Throughout her 45-minute set, she repeatedly iterated her OneTouch Ultra™commercial mantra "I have diabetes, but it doesn't have me!" The then-62 year-old woman went again to the menopause-is-funny well by over and over (and over) again saying how she was having hot flashes. Not being the owner of a female body, I'd hate to presume. But I have to think that if she was saying this same shit back in the '90s, one should assume that something's seriously wrong if she's still not completed "the change" 15 years later.


And, at least four years into the age of iTunes, she saw it necessary to, mid-song, say -- and sing -- entreaties to "don't download" her songs. In fact, it's so that every time one of her songs comes up in  musical rotation at home, it's a requirement here that one of us command the other, "Don't download!"


Lastly, in what even I know is a tradition at all her concerts, Miss Patti tried to get selected members of the audience to come onstage to sing and dance the show closer, "Lady Marmalade," with her. But when concert security decided to cross the woman and wouldn't let people on stage, the ... claws ... came ... out. I'll be damned if she didn't pitch the diva fit and threaten to shut down the entire daylong music festival if she didn't get to bring them on stage.

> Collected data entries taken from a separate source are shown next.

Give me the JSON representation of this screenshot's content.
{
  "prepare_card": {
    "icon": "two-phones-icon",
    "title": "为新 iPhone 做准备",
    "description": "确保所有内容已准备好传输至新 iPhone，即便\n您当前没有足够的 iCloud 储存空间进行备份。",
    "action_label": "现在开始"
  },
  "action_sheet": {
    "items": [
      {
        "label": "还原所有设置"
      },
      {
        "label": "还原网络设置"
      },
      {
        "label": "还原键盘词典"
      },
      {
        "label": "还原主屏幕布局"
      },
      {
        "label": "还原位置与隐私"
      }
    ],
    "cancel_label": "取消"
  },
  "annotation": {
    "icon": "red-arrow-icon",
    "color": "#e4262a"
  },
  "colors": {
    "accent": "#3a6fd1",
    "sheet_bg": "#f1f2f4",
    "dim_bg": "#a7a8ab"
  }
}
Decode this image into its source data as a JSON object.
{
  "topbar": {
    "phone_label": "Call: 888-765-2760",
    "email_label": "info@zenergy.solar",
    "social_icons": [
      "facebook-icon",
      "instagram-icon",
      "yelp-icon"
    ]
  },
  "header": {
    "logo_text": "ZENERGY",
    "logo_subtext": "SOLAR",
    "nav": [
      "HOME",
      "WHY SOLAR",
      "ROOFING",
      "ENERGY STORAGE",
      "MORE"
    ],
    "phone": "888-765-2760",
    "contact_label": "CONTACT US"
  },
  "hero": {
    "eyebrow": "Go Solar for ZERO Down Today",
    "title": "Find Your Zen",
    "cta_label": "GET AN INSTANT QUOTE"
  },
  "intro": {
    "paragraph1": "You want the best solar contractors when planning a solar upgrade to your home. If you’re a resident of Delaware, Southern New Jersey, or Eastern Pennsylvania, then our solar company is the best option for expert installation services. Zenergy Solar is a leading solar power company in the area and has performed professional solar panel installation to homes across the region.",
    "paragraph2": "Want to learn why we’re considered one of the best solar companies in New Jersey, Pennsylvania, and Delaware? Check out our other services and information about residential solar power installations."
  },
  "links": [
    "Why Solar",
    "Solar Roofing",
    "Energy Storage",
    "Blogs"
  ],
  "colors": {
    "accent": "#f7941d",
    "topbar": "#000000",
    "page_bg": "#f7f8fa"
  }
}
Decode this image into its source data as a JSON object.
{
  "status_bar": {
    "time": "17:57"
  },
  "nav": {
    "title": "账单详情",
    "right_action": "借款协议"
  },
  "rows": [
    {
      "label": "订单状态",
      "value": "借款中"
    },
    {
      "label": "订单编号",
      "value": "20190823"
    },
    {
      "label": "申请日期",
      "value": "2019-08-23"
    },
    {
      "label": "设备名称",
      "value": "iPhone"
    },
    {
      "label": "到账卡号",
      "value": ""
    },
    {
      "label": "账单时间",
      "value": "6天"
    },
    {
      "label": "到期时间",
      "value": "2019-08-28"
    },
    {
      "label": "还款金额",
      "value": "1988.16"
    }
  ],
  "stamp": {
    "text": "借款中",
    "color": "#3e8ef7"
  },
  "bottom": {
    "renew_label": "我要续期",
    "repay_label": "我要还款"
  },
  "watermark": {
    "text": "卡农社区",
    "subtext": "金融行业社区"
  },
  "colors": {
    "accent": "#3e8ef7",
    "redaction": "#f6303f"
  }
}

And that's the Miss Patti that I just know is hiding behind the frozen smile and gentle plugs for her diabetes cookbook.


Other Notes


  • "Malibu" Chris: OK, you know how I've been saying how the man's been trying to tell us he's (at least) bi all season? And how everyone is now calling him this because of his obsession with his hair care? And how uncomfortable he looked being sandwiched by the lady chefs in the bar (even if one of them was the detestable Heather)? Well, when Ty-Lör points out that Miss Patti's toenails were painted to match Padma's dress, who was the only other person who had noticed that?
  • Paul: Dude became a chef after being a weed dealer for all his friends. And here I thought that the weed thing came after entering the culinary world.
  • Samurai Chris: Is is possible he's becoming even more slovenly? And can I get some brain bleach to clean off the memory of seieng his ass crack?
Next time on Top Chef: Who knows? If it's Austin, I'm guessing it involves Willie Nelson and a pot brownie challenge. 

2 comments:

suzq said...

A Rick Perry reference! Hah!

And Paul would totally dominate a Willie Nelson pot brownie challenge, don't you think?

shirlnutkin said...

LOVE the side bar on patti labelle! i had NO idea. nevertheless, another fun read - and yippee about heather!